Ninguém forçou o País a adotá-las. [É bom destacar
isso!]
Mais recentemente, o presidente
Donald Trump decidiu mudar a posição do seu país, provavelmente para
“desconstruir” o legado do presidente Obama, e deixar o Acordo de Paris,
que não é mais que a soma dos compromissos voluntários apresentados por cada
país. Para não cumprir os compromissos assumidos basta mudá-los
unilateralmente, não é preciso “deixá-lo” ou “sair dele”, a não ser por
motivos políticos.
É curiosa, portanto, a
retórica inicial de alguns dos colaboradores do presidente Bolsonaro de seguir os passos do presidente Trump, que agora,
ao que parece, está mudando.
Ela nos parece simplesmente fruto de desinformação:
não existe a menor dúvida de que a temperatura média do planeta
está aumentando
e a causa principal é a ação do homem.
Quem nega isso são leigos
que inventam teorias conspiratórias,
setores ligados a interesses contrariados de produtores de carvão e petróleo ou
simplesmente desinformados.
Existem outras causas para
o aquecimento (e até o resfriamento)
da Terra – além das emissões de carbono –, como já aconteceu no passado, como
a variação da atividade solar, a inclinação do eixo da Terra, erupções
vulcânicas, etc. Mas elas foram todas analisadas pelos cientistas: a
ação do homem soma-se a esses eventos naturais e está ocorrendo numa velocidade
sem precedentes na história geológica da Terra. Questionar a realidade do
problema é uma posição obscurantista, como foi a da Igreja Católica no fim da
Idade Média ao negar que a Terra gira em torno do Sol.
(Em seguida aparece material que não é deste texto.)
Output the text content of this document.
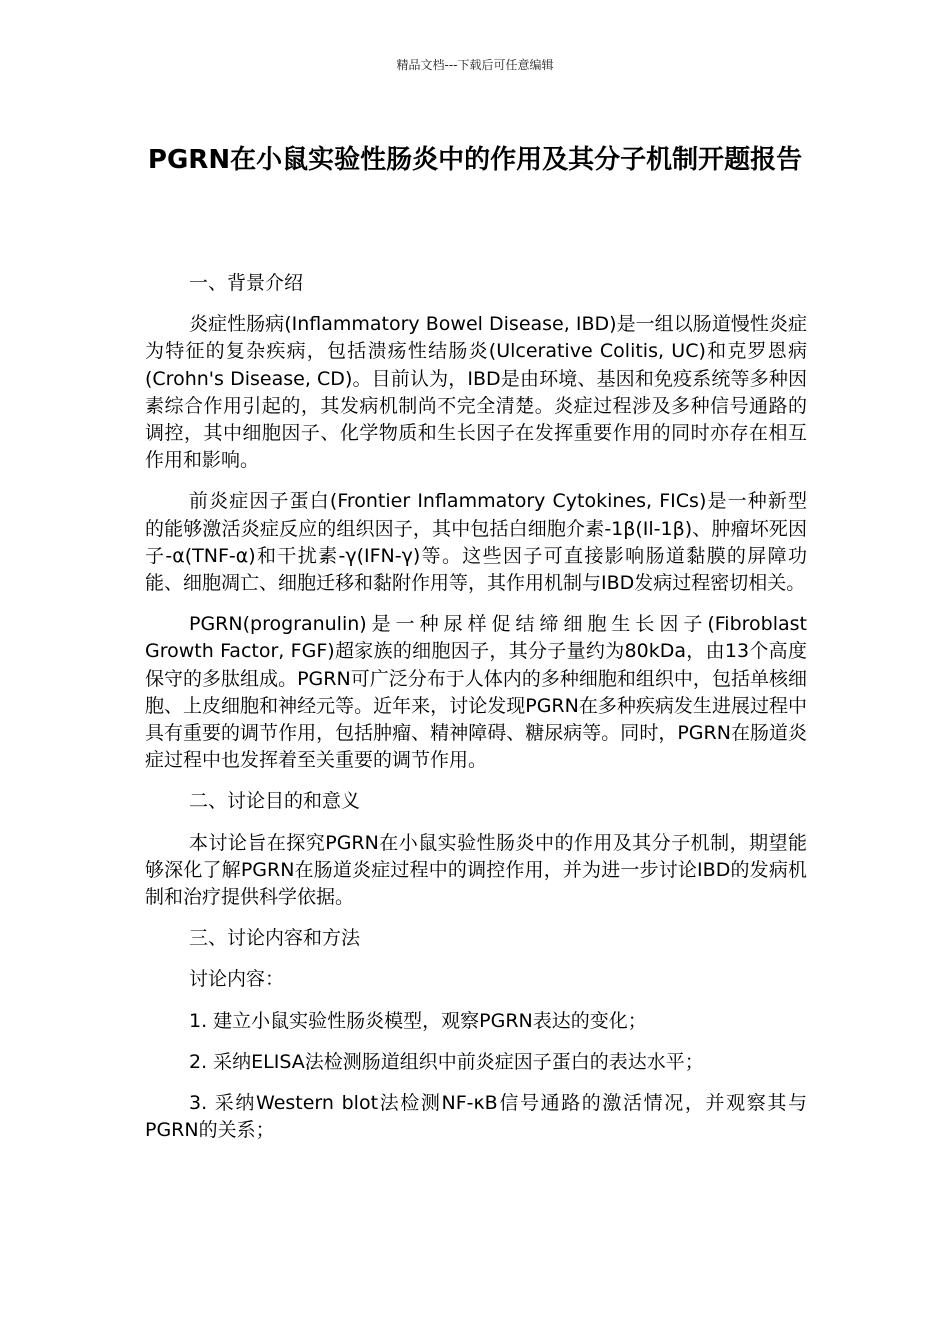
精品文档---下载后可任意编辑
PGRN在小鼠实验性肠炎中的作用及其分子机制开题报告

一、背景介绍

炎症性肠病(Inflammatory Bowel Disease, IBD)是一组以肠道慢性炎症为特征的复杂疾病，包括溃疡性结肠炎(Ulcerative Colitis, UC)和克罗恩病(Crohn's Disease, CD)。目前认为，IBD是由环境、基因和免疫系统等多种因素综合作用引起的，其发病机制尚不完全清楚。炎症过程涉及多种信号通路的调控，其中细胞因子、化学物质和生长因子在发挥重要作用的同时亦存在相互作用和影响。

前炎症因子蛋白(Frontier Inflammatory Cytokines, FICs)是一种新型的能够激活炎症反应的组织因子，其中包括白细胞介素-1β(Il-1β)、肿瘤坏死因子-α(TNF-α)和干扰素-γ(IFN-γ)等。这些因子可直接影响肠道黏膜的屏障功能、细胞凋亡、细胞迁移和黏附作用等，其作用机制与IBD发病过程密切相关。

PGRN(progranulin)是一种尿样促结缔细胞生长因子(Fibroblast Growth Factor, FGF)超家族的细胞因子，其分子量约为80kDa，由13个高度保守的多肽组成。PGRN可广泛分布于人体内的多种细胞和组织中，包括单核细胞、上皮细胞和神经元等。近年来，讨论发现PGRN在多种疾病发生进展过程中具有重要的调节作用，包括肿瘤、精神障碍、糖尿病等。同时，PGRN在肠道炎症过程中也发挥着至关重要的调节作用。

二、讨论目的和意义

本讨论旨在探究PGRN在小鼠实验性肠炎中的作用及其分子机制，期望能够深化了解PGRN在肠道炎症过程中的调控作用，并为进一步讨论IBD的发病机制和治疗提供科学依据。

三、讨论内容和方法

讨论内容：

1. 建立小鼠实验性肠炎模型，观察PGRN表达的变化；

2. 采纳ELISA法检测肠道组织中前炎症因子蛋白的表达水平；

3. 采纳Western blot法检测NF-κB信号通路的激活情况，并观察其与PGRN的关系；
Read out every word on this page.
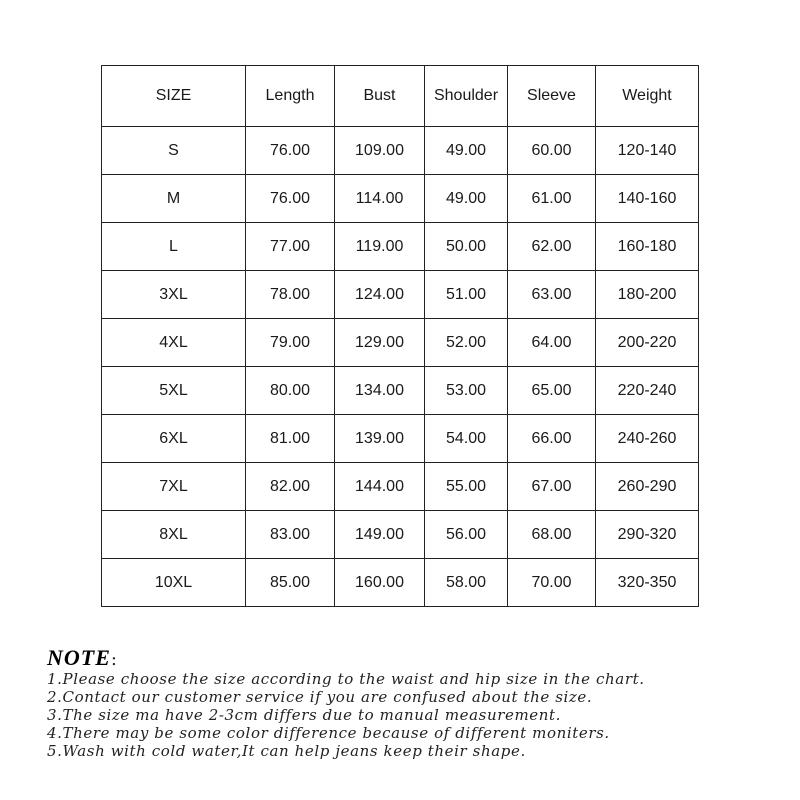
SIZE	Length	Bust	Shoulder	Sleeve	Weight
S	76.00	109.00	49.00	60.00	120-140
M	76.00	114.00	49.00	61.00	140-160
L	77.00	119.00	50.00	62.00	160-180
3XL	78.00	124.00	51.00	63.00	180-200
4XL	79.00	129.00	52.00	64.00	200-220
5XL	80.00	134.00	53.00	65.00	220-240
6XL	81.00	139.00	54.00	66.00	240-260
7XL	82.00	144.00	55.00	67.00	260-290
8XL	83.00	149.00	56.00	68.00	290-320
10XL	85.00	160.00	58.00	70.00	320-350
NOTE:
1.Please choose the size according to the waist and hip size in the chart.
2.Contact our customer service if you are confused about the size.
3.The size ma have 2-3cm differs due to manual measurement.
4.There may be some color difference because of different moniters.
5.Wash with cold water,It can help jeans keep their shape.
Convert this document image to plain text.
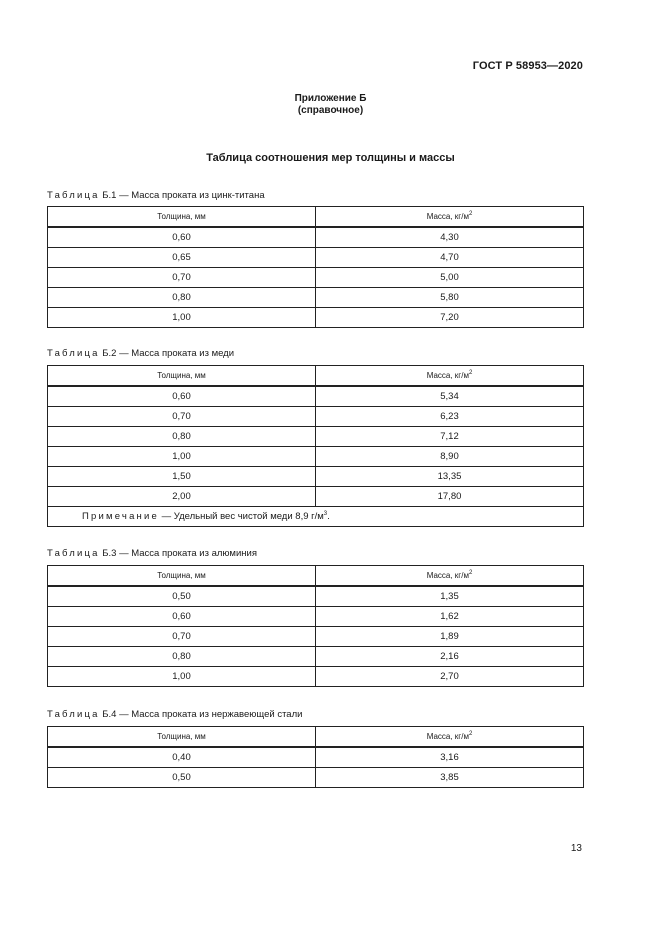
ГОСТ Р 58953—2020
Приложение Б
(справочное)
Таблица соотношения мер толщины и массы
Таблица Б.1 — Масса проката из цинк-титана
Толщина, мм	Масса, $кг/м^2$
0,60	4,30
0,65	4,70
0,70	5,00
0,80	5,80
1,00	7,20
Таблица Б.2 — Масса проката из меди
Толщина, мм	Масса, $кг/м^2$
0,60	5,34
0,70	6,23
0,80	7,12
1,00	8,90
1,50	13,35
2,00	17,80
Примечание — Удельный вес чистой меди 8,9 $г/м^3$.	
Таблица Б.3 — Масса проката из алюминия
Толщина, мм	Масса, $кг/м^2$
0,50	1,35
0,60	1,62
0,70	1,89
0,80	2,16
1,00	2,70
Таблица Б.4 — Масса проката из нержавеющей стали
Толщина, мм	Масса, $кг/м^2$
0,40	3,16
0,50	3,85
13
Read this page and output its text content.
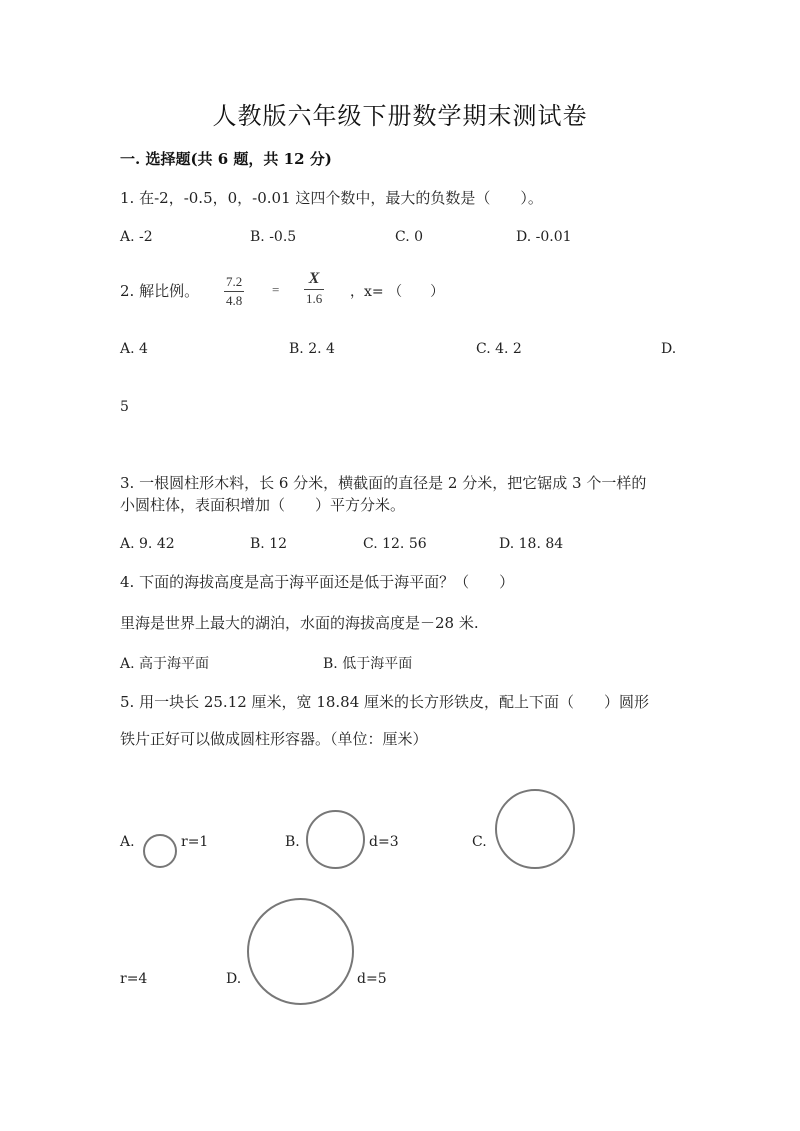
人教版六年级下册数学期末测试卷
一. 选择题(共 6 题，共 12 分)
1. 在-2，-0.5，0，-0.01 这四个数中，最大的负数是（　　）。
A. -2	B. -0.5	C. 0	D. -0.01
2. 解比例。
7.2
4.8
=
X
1.6 ，x= （　　）
A. 4	B. 2. 4	C. 4. 2	D.
5
3. 一根圆柱形木料，长 6 分米，横截面的直径是 2 分米，把它锯成 3 个一样的
小圆柱体，表面积增加（　　）平方分米。
A. 9. 42	B. 12	C. 12. 56	D. 18. 84
4. 下面的海拔高度是高于海平面还是低于海平面？（　　）
里海是世界上最大的湖泊，水面的海拔高度是－28 米.
A. 高于海平面	B. 低于海平面
5. 用一块长 25.12 厘米，宽 18.84 厘米的长方形铁皮，配上下面（　　）圆形
铁片正好可以做成圆柱形容器。（单位：厘米）
A.	r=1	B.	d=3	C.
r=4	D.	d=5
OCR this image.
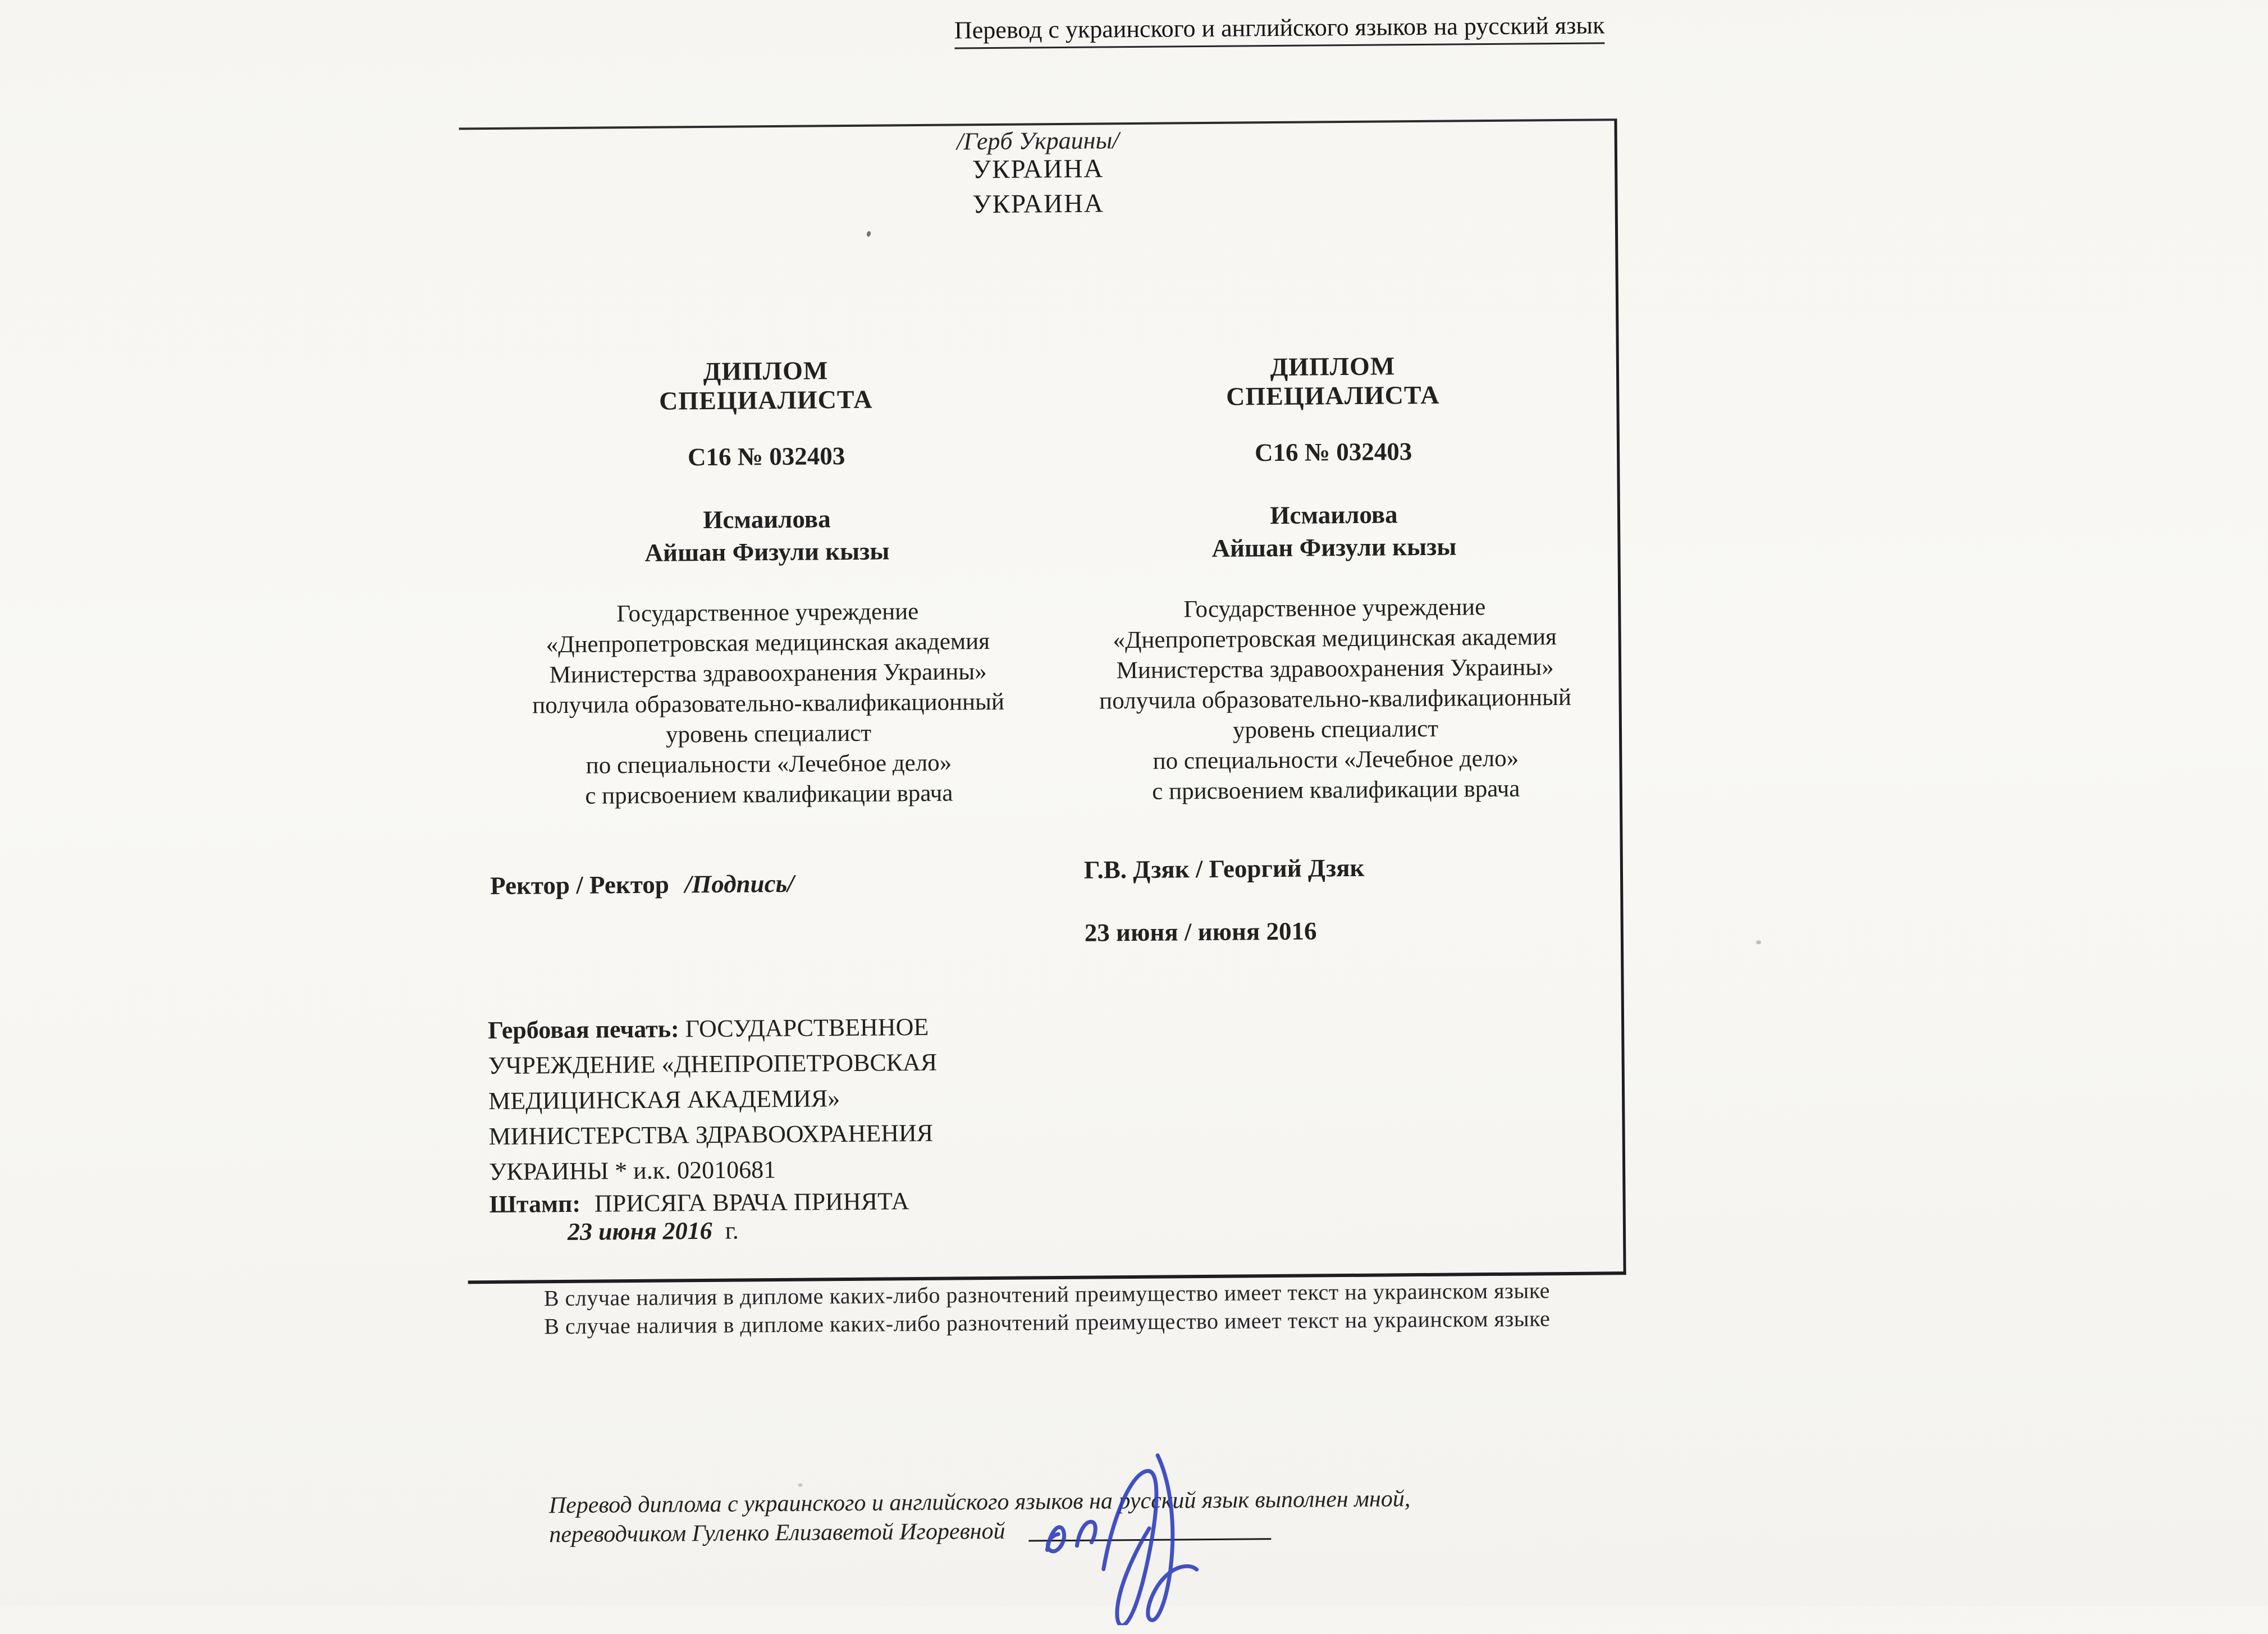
Перевод с украинского и английского языков на русский язык
/Герб Украины/
УКРАИНА
УКРАИНА
ДИПЛОМ
СПЕЦИАЛИСТА
С16 № 032403
Исмаилова
Айшан Физули кызы
Государственное учреждение
«Днепропетровская медицинская академия
Министерства здравоохранения Украины»
получила образовательно-квалификационный
уровень специалист
по специальности «Лечебное дело»
с присвоением квалификации врача
ДИПЛОМ
СПЕЦИАЛИСТА
С16 № 032403
Исмаилова
Айшан Физули кызы
Государственное учреждение
«Днепропетровская медицинская академия
Министерства здравоохранения Украины»
получила образовательно-квалификационный
уровень специалист
по специальности «Лечебное дело»
с присвоением квалификации врача
Ректор / Ректор /Подпись/	Г.В. Дзяк / Георгий Дзяк
23 июня / июня 2016
Гербовая печать: ГОСУДАРСТВЕННОЕ
УЧРЕЖДЕНИЕ «ДНЕПРОПЕТРОВСКАЯ
МЕДИЦИНСКАЯ АКАДЕМИЯ»
МИНИСТЕРСТВА ЗДРАВООХРАНЕНИЯ
УКРАИНЫ * и.к. 02010681
Штамп: ПРИСЯГА ВРАЧА ПРИНЯТА
23 июня 2016 г.
В случае наличия в дипломе каких-либо разночтений преимущество имеет текст на украинском языке
В случае наличия в дипломе каких-либо разночтений преимущество имеет текст на украинском языке
Перевод диплома с украинского и английского языков на русский язык выполнен мной,
переводчиком Гуленко Елизаветой Игоревной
Os custos necessários para
evitar o aquecimento global são elevados
– e para muitos governos há tarefas mais urgentes a realizar –, mas esses
custos aumentarão muito se nada for feito agora.
Existem, portanto, razões
econômicas e sociais para não enfrentar de imediato esses problemas, caso da
indústria do carvão nos Estados Unidos ou dos protestos contra a adoção de uma
taxa sobre as emissões de carbono na França.
O Brasil perdeu
protagonismo e prestígio internacional nesta questão ao desistir de sediar a
Conferência do Clima em 2019 porque
ela se realizará no Chile e nossa capacidade de influir nos resultados vai
diminuir com possíveis prejuízos para o nosso próprio país.
Mais ainda perder “status”
internacional com o argumento de que a conferência teria gastos elevados não é
convincente porque o mesmo argumento deveria ter valido para os Jogos Olímpicos
que exigiram a construção de inúmeros estádios a alto custo que estão hoje
praticamente ociosos.
*
JOSÉ GOLDEMBERG, nascido em Santo Ângelo (RS), no dia 27
de maio de 1928, foi professor da USP, físico e político brasileiro, membro da
Academia Brasileira de Ciências. Foi reitor da Universidade de São Paulo (1986
- 1990) e presidente da Sociedade Brasileira de Física de 1975 a 1979. No
governo federal, foi secretário da Ciência e Tecnologia (1990 - 1991), ministro
da Educação (1991 - 1992) e secretário do Meio Ambiente (março a julho de
1992), durante o governo de Fernando Collor de Mello e da realização da
Conferência do Clima do Rio de Janeiro (Rio-92). No estado de São Paulo, foi
secretário do Meio Ambiente de 2002 a 2006. Em agosto de 2015 foi nomeado
presidente da Fundação de Amparo à Pesquisa do Estado de São Paulo.